Filière cacao en Ituri : entre espoirs économiques et menaces grandissantes

Paradoxalement florissante et menacée, la culture du cacao dans la province de l’Ituri vit une période charnière. Vue comme une alternative économique durable dans certaines chefferies, notamment en territoire de Mambasa, cette filière attire de plus en plus de petits exploitants. Mais les nuages s’amoncellent au-dessus des plantations, sous l’effet conjugué des nouvelles normes européennes sur la déforestation, de l’empiètement illégal dans les zones protégées et d’un encadrement agricole encore insuffisant.

L’Europe serre la vis contre la déforestation importée

Depuis fin 2023, l’Union européenne a adopté un règlement interdisant l’importation de produits liés à la déforestation. Le cacao figure parmi les sept matières premières ciblées. Concrètement, à partir de fin 2024, tout exportateur devra prouver que son cacao n’a pas été cultivé sur des terres déboisées après 2020.

Pour les producteurs d’Ituri, cette réglementation est à la fois un défi et une opportunité. Un défi, car il n’existe à ce jour aucune base de données fiable sur les zones de culture, et peu de producteurs sont formés à la traçabilité ou aux pratiques agroécologiques.
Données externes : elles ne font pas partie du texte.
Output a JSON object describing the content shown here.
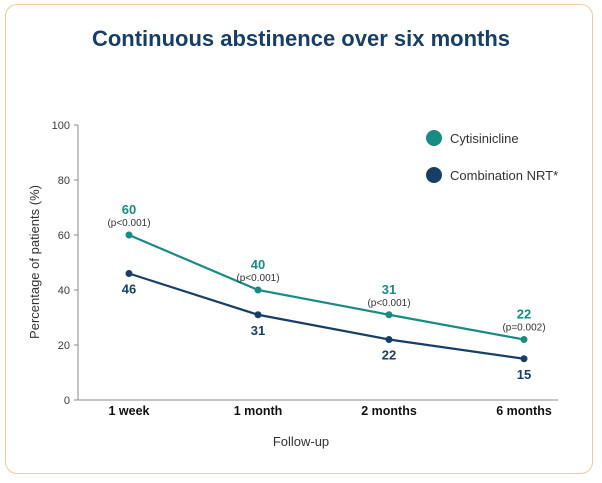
{
  "chart_data": {
    "type": "line",
    "title": "Continuous abstinence over six months",
    "xlabel": "Follow-up",
    "ylabel": "Percentage of patients (%)",
    "ylim": [
      0,
      100
    ],
    "yticks": [
      "0",
      "20",
      "40",
      "60",
      "80",
      "100"
    ],
    "categories": [
      "1 week",
      "1 month",
      "2 months",
      "6 months"
    ],
    "series": [
      {
        "name": "Cytisinicline",
        "color": "#1a8a85",
        "values": [
          60,
          40,
          31,
          22
        ],
        "labels": [
          "60",
          "40",
          "31",
          "22"
        ],
        "pvalues": [
          "(p<0.001)",
          "(p<0.001)",
          "(p<0.001)",
          "(p=0.002)"
        ]
      },
      {
        "name": "Combination NRT*",
        "color": "#173f66",
        "values": [
          46,
          31,
          22,
          15
        ],
        "labels": [
          "46",
          "31",
          "22",
          "15"
        ]
      }
    ],
    "legend": "top-right"
  },
  "colors": {
    "title": "#173f66",
    "border": "#f2c9a0",
    "axis": "#888888"
  }
}
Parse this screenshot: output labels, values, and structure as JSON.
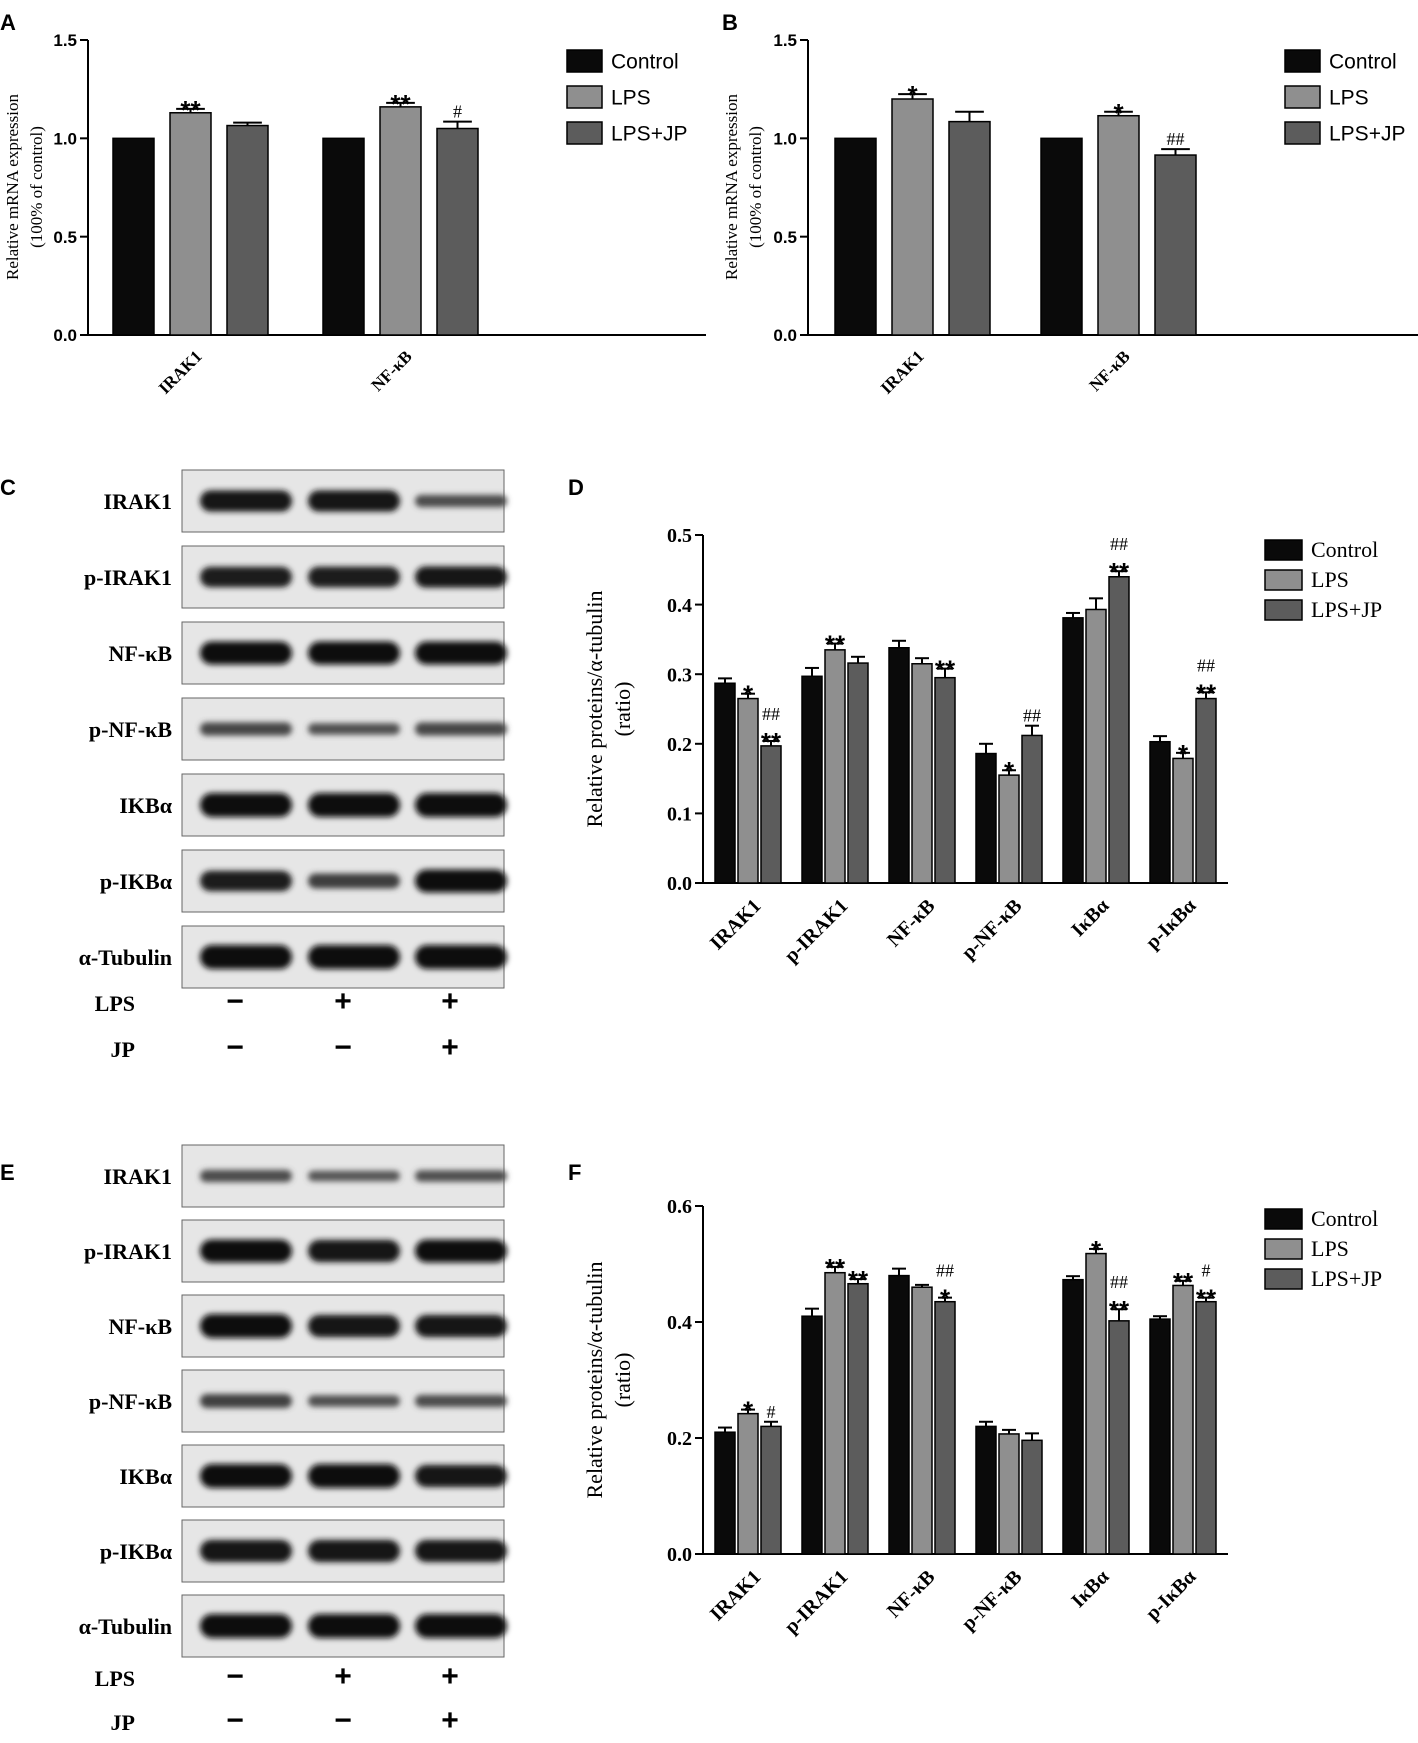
{
  "panels": {
    "A": {
      "letter": "A"
    },
    "B": {
      "letter": "B"
    },
    "C": {
      "letter": "C"
    },
    "D": {
      "letter": "D"
    },
    "E": {
      "letter": "E"
    },
    "F": {
      "letter": "F"
    }
  },
  "colors": {
    "Control": "#0a0a0a",
    "LPS": "#8f8f8f",
    "LPS+JP": "#5c5c5c"
  },
  "chart_data": [
    {
      "id": "A",
      "type": "bar",
      "categories": [
        "IRAK1",
        "NF-κB"
      ],
      "ylabel": "Relative mRNA expression",
      "ylabel2": "(100% of control)",
      "ylim": [
        0,
        1.5
      ],
      "yticks": [
        "0.0",
        "0.5",
        "1.0",
        "1.5"
      ],
      "legend": "right",
      "series": [
        {
          "name": "Control",
          "values": [
            1.0,
            1.0
          ],
          "errors": [
            0,
            0
          ],
          "sig": [
            "",
            ""
          ]
        },
        {
          "name": "LPS",
          "values": [
            1.13,
            1.16
          ],
          "errors": [
            0.02,
            0.02
          ],
          "sig": [
            "**",
            "**"
          ]
        },
        {
          "name": "LPS+JP",
          "values": [
            1.065,
            1.05
          ],
          "errors": [
            0.015,
            0.035
          ],
          "sig": [
            "",
            "#"
          ]
        }
      ]
    },
    {
      "id": "B",
      "type": "bar",
      "categories": [
        "IRAK1",
        "NF-κB"
      ],
      "ylabel": "Relative mRNA expression",
      "ylabel2": "(100% of control)",
      "ylim": [
        0,
        1.5
      ],
      "yticks": [
        "0.0",
        "0.5",
        "1.0",
        "1.5"
      ],
      "legend": "right",
      "series": [
        {
          "name": "Control",
          "values": [
            1.0,
            1.0
          ],
          "errors": [
            0,
            0
          ],
          "sig": [
            "",
            ""
          ]
        },
        {
          "name": "LPS",
          "values": [
            1.2,
            1.115
          ],
          "errors": [
            0.025,
            0.02
          ],
          "sig": [
            "*",
            "*"
          ]
        },
        {
          "name": "LPS+JP",
          "values": [
            1.085,
            0.915
          ],
          "errors": [
            0.05,
            0.03
          ],
          "sig": [
            "",
            "##"
          ]
        }
      ]
    },
    {
      "id": "D",
      "type": "bar",
      "categories": [
        "IRAK1",
        "p-IRAK1",
        "NF-κB",
        "p-NF-κB",
        "IκBα",
        "p-IκBα"
      ],
      "ylabel": "Relative proteins/α-tubulin",
      "ylabel2": "(ratio)",
      "ylim": [
        0,
        0.5
      ],
      "yticks": [
        "0.0",
        "0.1",
        "0.2",
        "0.3",
        "0.4",
        "0.5"
      ],
      "legend": "right",
      "series": [
        {
          "name": "Control",
          "values": [
            0.287,
            0.297,
            0.338,
            0.186,
            0.381,
            0.203
          ],
          "errors": [
            0.007,
            0.012,
            0.01,
            0.014,
            0.007,
            0.008
          ],
          "sig": [
            "",
            "",
            "",
            "",
            "",
            ""
          ]
        },
        {
          "name": "LPS",
          "values": [
            0.265,
            0.335,
            0.315,
            0.155,
            0.393,
            0.179
          ],
          "errors": [
            0.007,
            0.009,
            0.008,
            0.007,
            0.016,
            0.008
          ],
          "sig": [
            "*",
            "**",
            "",
            "*",
            "",
            "*"
          ]
        },
        {
          "name": "LPS+JP",
          "values": [
            0.197,
            0.316,
            0.295,
            0.212,
            0.44,
            0.265
          ],
          "errors": [
            0.007,
            0.009,
            0.013,
            0.014,
            0.008,
            0.009
          ],
          "sig": [
            "##\n**",
            "",
            "**",
            "##",
            "##\n**",
            "##\n**"
          ]
        }
      ]
    },
    {
      "id": "F",
      "type": "bar",
      "categories": [
        "IRAK1",
        "p-IRAK1",
        "NF-κB",
        "p-NF-κB",
        "IκBα",
        "p-IκBα"
      ],
      "ylabel": "Relative proteins/α-tubulin",
      "ylabel2": "(ratio)",
      "ylim": [
        0,
        0.6
      ],
      "yticks": [
        "0.0",
        "0.2",
        "0.4",
        "0.6"
      ],
      "legend": "right",
      "series": [
        {
          "name": "Control",
          "values": [
            0.21,
            0.41,
            0.48,
            0.22,
            0.473,
            0.405
          ],
          "errors": [
            0.008,
            0.013,
            0.012,
            0.008,
            0.006,
            0.005
          ],
          "sig": [
            "",
            "",
            "",
            "",
            "",
            ""
          ]
        },
        {
          "name": "LPS",
          "values": [
            0.242,
            0.485,
            0.46,
            0.207,
            0.518,
            0.463
          ],
          "errors": [
            0.007,
            0.01,
            0.004,
            0.007,
            0.008,
            0.008
          ],
          "sig": [
            "*",
            "**",
            "",
            "",
            "*",
            "**"
          ]
        },
        {
          "name": "LPS+JP",
          "values": [
            0.22,
            0.466,
            0.435,
            0.196,
            0.402,
            0.435
          ],
          "errors": [
            0.008,
            0.008,
            0.007,
            0.012,
            0.02,
            0.007
          ],
          "sig": [
            "#",
            "**",
            "##\n*",
            "",
            "##\n**",
            "#\n**"
          ]
        }
      ]
    }
  ],
  "blots": [
    {
      "id": "C",
      "labels": [
        "IRAK1",
        "p-IRAK1",
        "NF-κB",
        "p-NF-κB",
        "IKBα",
        "p-IKBα",
        "α-Tubulin"
      ],
      "intensity": [
        [
          0.85,
          0.85,
          0.35
        ],
        [
          0.8,
          0.82,
          0.85
        ],
        [
          0.95,
          0.95,
          0.95
        ],
        [
          0.4,
          0.3,
          0.4
        ],
        [
          1.0,
          1.0,
          1.0
        ],
        [
          0.8,
          0.5,
          0.95
        ],
        [
          1.0,
          1.0,
          1.0
        ]
      ],
      "conditions": [
        {
          "name": "LPS",
          "marks": [
            "−",
            "+",
            "+"
          ]
        },
        {
          "name": "JP",
          "marks": [
            "−",
            "−",
            "+"
          ]
        }
      ]
    },
    {
      "id": "E",
      "labels": [
        "IRAK1",
        "p-IRAK1",
        "NF-κB",
        "p-NF-κB",
        "IKBα",
        "p-IKBα",
        "α-Tubulin"
      ],
      "intensity": [
        [
          0.35,
          0.25,
          0.3
        ],
        [
          0.95,
          0.9,
          0.95
        ],
        [
          1.0,
          0.9,
          0.9
        ],
        [
          0.45,
          0.3,
          0.35
        ],
        [
          1.0,
          1.0,
          0.9
        ],
        [
          0.9,
          0.9,
          0.9
        ],
        [
          1.0,
          1.0,
          1.0
        ]
      ],
      "conditions": [
        {
          "name": "LPS",
          "marks": [
            "−",
            "+",
            "+"
          ]
        },
        {
          "name": "JP",
          "marks": [
            "−",
            "−",
            "+"
          ]
        }
      ]
    }
  ]
}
Une opportunité, car les cacaos produits dans les zones préservées pourraient, à terme, avoir plus de valeur… à condition d’être bien identifiés.

Des plantations qui empiètent sur la Réserve de Faune à Okapis

Le plus grand danger vient cependant de l’intérieur : l’expansion anarchique des plantations dans des zones sensibles, y compris à l’intérieur de la Réserve de Faune à Okapis (RFO). Plusieurs enquêtes locales révèlent que des centaines d’hectares de cacao sont plantés illégalement dans le périmètre de la réserve.

Cet empiètement ne met pas seulement en péril la biodiversité exceptionnelle de la RFO, il risque aussi d’exclure toute la région des circuits d’exportation. Si les cacao-champs sont associés à la déforestation illégale ou au non-respect des aires protégées, les acheteurs internationaux, notamment européens, pourraient simplement les boycotter.

Manque de politique agricole cohérente

Le succès relatif de la culture du cacao en Ituri repose aujourd’hui sur des initiatives locales ou privées, souvent sans appui structuré de l’État. Il manque :

  • une cartographie claire des zones agricoles admissibles,
  • des mécanismes de certification et de contrôle,
  • et une sensibilisation à grande échelle sur les normes internationales.

Sans un cadre rigoureux, les producteurs risquent de perdre des débouchés importants, alors même que le cacao est perçu comme une culture de paix et de relèvement économique dans cette province meurtrie par les conflits.

Quelles solutions

Pour sauver la filière cacao en Ituri, plusieurs actions sont urgentes :

  1. Lancer une cartographie participative des plantations, pour identifier celles situées hors zones protégées.
  2. Former les producteurs aux bonnes pratiques agricoles et aux exigences internationales.
  3. Renforcer les contrôles contre l’implantation dans la RFO, tout en accompagnant la reconversion des cultures illégales.
  4. Créer une plateforme locale de traçabilité avec l’appui des ONG, des coopératives et des partenaires techniques.

Conclusion

Le cacao peut être une chance pour Ituri, mais à condition qu’il soit durable, traçable et respectueux de l’environnement. L’heure n’est plus à l’improvisation. Sans une gouvernance rigoureuse de la filière, les efforts des producteurs pourraient s’écraser contre la barrière invisible du commerce international.

Et ce sont les petits planteurs, pourtant porteurs d’un espoir de stabilité, qui en paieraient le prix fort.